MiMo-V2.5-Pro aligns with the same pricing of $0.435/$0.87 per million tokens following the recent cuts, with cache hits priced at $0.0036. This rate is even lower per token than what most people pay per character in a text message.
DeepSeek and Xiaomi are not isolated in this trend
These recent price reductions come in a landscape where Chinese models were already significantly cheaper prior to these announcements. The MiniMax M2.7, which competes effectively with Claude Opus in coding benchmarks according to Artificial Analysis, is priced at $0.30 for input tokens and $1.20 for output tokens per million, roughly 5% of Opus 4.7's output cost.
Moonshot AI's Kimi K2.5, scoring 76.8% on SWE-bench Verified, is offered at $0.60 for input and $2.50 for output. Z.AI's GLM-5.1 recently outperformed Claude Opus 4.6 on a significant coding benchmark. Four Chinese frontier models were launched within a short span of 12 days in early May, all priced below one-third of Opus 4.7's cost per token.
For better clarity, the following chart illustrates how the pricing of Chinese models compares to the three leading American AI providers (Anthropic, OpenAI, and Meta) in terms of price-to-quality ratio.

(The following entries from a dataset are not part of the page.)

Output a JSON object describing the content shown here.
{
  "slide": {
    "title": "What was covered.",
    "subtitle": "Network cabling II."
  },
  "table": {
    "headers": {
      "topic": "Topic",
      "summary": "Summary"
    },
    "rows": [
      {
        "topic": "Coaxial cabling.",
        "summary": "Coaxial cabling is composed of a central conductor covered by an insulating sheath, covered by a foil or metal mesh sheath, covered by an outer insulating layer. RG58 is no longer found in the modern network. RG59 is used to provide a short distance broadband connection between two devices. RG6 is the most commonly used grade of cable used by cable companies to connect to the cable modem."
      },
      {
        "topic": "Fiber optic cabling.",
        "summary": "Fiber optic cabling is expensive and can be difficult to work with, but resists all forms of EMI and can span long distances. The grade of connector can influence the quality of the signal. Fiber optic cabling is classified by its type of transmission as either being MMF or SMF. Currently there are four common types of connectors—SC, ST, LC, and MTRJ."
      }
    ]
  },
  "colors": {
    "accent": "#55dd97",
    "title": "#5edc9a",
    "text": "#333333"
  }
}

Image: Artificialanalysis.aiThe disparity in Q2 2026 between Chinese and American frontier models ranges from 15 to 30 times, depending on the models compared, and this is just the baseline, excluding any cache discounts.
This week's pricing adjustments further narrow that gap for specific workloads that are actively utilized in production, such as agent pipelines with consistent system prompts, document processing, and retrieval tools that frequently access cache. With a price of $0.003625 per million cached input tokens, DeepSeek V4-Pro's cost for repeated context usage is practically negligible.